Edificamos nuestro hogar, inventándonos la arquitectura y la decoración con una pequeña fuente en un hermoso jardín, en donde pudiéramos meditar tranquilamente por las mañanas o saludar a los astros en las noches despejadas. Adaptaríamos un estudio de pintura, con un ventanal y olor a incienso que serviría para inspirar algún típico paisaje de invierno. Ingeniamos dónde colocaríamos su guitarra, un piano y posiblemente otros instrumentos para las reuniones con los amigos. Seguiríamos componiendo y cantando canciones, intensas, tontas o profundas que a otros pudiesen desagradar, tanto como las antiguas y extrañas películas que a otros aburrían, pero no a nosotros; eso ya no importaría, pues sería nuestra guarida, cuyas llaves serían las claves, los mensajes y secretos que sólo nosotros podríamos descifrar, invisibles a los ojos ajenos.

Sólo éramos él y yo.

“Nosotros”, descubriendo recuerdos en algún cajón de la alcoba, objetos que nos recordarían nuestra extraña y complicada luna de miel, pues él prefiere el calor y yo refugiarme en el frío. El viaje en globo y la visita a Machu Picchu, habrían sido divertidos si a él no le incomodaran las alturas y yo estuviera en forma para escalar y, aun así, pudimos imaginarnos juntos, en la cima, con las confesiones de nuestros cuerpos húmedos en el trayecto, con el éxtasis que provoca ganar en los juegos del amor.

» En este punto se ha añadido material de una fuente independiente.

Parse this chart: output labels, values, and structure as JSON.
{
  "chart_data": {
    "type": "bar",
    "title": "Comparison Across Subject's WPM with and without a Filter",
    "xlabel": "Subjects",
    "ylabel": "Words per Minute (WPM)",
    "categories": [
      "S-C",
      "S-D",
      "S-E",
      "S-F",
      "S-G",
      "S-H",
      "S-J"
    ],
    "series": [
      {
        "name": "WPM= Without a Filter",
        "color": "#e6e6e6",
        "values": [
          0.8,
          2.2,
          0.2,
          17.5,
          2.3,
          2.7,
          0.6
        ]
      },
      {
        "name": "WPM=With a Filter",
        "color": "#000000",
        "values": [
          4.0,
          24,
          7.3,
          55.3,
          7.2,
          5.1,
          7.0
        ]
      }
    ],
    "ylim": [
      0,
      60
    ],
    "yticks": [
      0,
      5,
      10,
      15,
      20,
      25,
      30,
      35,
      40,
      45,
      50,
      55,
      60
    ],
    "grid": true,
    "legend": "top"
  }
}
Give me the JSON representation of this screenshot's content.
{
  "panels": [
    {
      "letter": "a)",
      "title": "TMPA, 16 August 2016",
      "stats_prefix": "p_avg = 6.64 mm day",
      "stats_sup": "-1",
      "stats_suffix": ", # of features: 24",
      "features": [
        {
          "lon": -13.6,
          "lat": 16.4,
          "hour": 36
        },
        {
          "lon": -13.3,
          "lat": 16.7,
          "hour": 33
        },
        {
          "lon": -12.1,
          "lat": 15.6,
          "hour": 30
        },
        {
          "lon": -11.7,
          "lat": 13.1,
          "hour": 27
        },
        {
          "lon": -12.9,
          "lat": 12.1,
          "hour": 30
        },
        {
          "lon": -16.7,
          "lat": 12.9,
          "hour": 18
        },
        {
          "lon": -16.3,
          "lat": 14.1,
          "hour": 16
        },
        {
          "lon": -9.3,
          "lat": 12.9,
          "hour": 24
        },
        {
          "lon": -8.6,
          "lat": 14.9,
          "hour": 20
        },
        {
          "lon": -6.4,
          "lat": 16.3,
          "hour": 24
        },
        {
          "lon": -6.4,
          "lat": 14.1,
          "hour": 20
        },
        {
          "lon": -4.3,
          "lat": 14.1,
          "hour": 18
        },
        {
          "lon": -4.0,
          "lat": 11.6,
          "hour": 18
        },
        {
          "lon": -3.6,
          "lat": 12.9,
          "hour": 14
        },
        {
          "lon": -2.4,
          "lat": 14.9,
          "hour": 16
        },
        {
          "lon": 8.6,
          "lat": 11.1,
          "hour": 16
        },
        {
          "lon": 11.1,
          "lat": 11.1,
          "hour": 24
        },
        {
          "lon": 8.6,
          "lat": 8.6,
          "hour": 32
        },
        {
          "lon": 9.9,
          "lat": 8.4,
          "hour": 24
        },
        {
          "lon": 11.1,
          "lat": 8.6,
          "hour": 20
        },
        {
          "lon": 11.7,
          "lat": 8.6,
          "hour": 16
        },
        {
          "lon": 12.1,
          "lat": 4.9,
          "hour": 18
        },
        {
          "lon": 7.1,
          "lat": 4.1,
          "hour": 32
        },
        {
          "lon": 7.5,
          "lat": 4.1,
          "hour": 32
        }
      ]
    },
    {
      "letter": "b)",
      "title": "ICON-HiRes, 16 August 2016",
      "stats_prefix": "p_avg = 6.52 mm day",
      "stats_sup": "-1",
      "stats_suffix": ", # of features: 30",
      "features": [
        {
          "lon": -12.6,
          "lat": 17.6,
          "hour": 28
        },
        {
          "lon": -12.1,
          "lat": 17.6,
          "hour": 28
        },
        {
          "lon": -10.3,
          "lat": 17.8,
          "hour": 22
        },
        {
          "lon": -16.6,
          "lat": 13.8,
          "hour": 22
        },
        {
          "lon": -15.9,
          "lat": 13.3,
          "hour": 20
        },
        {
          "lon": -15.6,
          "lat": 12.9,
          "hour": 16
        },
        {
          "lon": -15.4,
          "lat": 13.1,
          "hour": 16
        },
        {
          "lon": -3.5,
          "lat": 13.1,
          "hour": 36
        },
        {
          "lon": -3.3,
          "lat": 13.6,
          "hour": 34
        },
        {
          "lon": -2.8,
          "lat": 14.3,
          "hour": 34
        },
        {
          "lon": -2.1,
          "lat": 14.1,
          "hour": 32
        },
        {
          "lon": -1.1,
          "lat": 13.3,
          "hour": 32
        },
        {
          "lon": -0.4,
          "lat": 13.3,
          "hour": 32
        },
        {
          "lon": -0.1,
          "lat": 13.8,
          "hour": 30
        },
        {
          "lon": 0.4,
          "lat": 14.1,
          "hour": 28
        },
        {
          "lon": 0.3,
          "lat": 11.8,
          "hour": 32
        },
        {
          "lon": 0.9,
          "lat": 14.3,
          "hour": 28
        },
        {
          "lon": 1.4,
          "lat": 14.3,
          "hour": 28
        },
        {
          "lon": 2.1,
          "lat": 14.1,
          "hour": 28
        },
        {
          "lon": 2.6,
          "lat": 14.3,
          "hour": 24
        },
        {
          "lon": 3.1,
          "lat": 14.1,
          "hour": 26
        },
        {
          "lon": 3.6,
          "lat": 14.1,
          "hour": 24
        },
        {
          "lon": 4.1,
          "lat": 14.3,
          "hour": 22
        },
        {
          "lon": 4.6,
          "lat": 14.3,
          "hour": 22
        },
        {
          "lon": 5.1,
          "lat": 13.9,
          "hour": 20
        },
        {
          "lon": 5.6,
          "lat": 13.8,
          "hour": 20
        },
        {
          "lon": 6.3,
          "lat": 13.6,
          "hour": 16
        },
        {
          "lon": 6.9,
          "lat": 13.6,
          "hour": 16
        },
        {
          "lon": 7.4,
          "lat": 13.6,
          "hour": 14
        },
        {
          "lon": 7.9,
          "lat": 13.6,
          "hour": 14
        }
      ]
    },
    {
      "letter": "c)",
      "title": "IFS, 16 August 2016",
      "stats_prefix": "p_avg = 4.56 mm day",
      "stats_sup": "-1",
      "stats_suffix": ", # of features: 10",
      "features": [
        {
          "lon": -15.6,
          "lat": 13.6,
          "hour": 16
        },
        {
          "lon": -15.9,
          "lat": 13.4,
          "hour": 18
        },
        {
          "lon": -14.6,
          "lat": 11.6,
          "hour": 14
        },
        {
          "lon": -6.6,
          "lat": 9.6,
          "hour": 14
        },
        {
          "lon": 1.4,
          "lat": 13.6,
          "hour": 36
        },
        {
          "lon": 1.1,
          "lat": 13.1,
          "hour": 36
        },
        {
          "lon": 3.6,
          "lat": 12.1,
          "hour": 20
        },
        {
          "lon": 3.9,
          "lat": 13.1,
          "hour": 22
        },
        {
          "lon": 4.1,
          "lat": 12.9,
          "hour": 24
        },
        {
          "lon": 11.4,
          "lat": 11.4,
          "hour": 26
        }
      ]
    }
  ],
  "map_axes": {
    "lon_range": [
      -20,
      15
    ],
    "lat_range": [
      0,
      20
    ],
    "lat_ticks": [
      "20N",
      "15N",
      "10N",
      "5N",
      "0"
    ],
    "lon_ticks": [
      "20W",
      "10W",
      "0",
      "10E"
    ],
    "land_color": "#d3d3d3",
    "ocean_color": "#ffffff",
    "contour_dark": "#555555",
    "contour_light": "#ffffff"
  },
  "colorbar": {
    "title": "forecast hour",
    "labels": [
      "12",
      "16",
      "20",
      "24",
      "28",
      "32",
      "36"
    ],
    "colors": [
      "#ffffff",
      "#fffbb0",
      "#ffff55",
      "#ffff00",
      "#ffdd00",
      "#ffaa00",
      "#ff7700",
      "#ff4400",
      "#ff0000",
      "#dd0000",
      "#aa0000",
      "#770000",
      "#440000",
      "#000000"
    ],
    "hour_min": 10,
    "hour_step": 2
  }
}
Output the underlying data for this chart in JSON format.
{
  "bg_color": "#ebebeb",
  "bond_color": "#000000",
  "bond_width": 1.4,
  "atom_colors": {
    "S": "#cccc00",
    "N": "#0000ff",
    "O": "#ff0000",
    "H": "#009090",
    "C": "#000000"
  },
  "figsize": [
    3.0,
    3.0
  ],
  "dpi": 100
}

Estábamos allí, ante los votos y las sonrisas al preparar la gran fiesta, la música de fondo que guiaría los pasos en una pista de baile, reflejando nuestra historia de amor con los invitados, los obsequios, el pastel, las palabras, el discurso, las lágrimas…todo lo típicamente posible que suele construirse con un “nosotros”, la promesa de lo que no puede abarcar una eternidad, pero si la gran posibilidad de una vida juntos.

Todo eso fue lo que rechazamos, de lo que decidimos huir.

Desde la primera vez en que nuestras vidas se cruzaron, había sido el momento más feliz que tendríamos el uno con el otro, unidos. Si de todos los caminos posibles hubiésemos elegido andar por el mismo sendero, no habría surgido la necesidad de enamorarnos de ese pequeño instante, que no ha sido y que no será, pues ya no bastaba con seguir enamorados de un pasado sin futuro, ni de un futuro que ni en el pasado podría funcionar.

Nos lamentamos por no poder amar y perdonar lo necesario en su momento, pues ambos hemos construido ya nuestro propio camino y lo hemos recorrido con alguien más. Y al igual que SantoTomás, ante la incredulidad, lo único que estuvo a nuestro alcance fue meter el dedo en la llaga punzante de lo que creíamos era un fantasma, pero era demasiado real.

Miramos el reloj y descubrimos que era tarde. Un abrazo efusivo y un beso en la mejilla fueron suficientes para lo que espero sea un adiós definitivo.

En el fondo sabía que tenía un poco de razón, aunque me equivoqué en algo: nunca se trató de un encuentro con el destino, sino con la causalidad.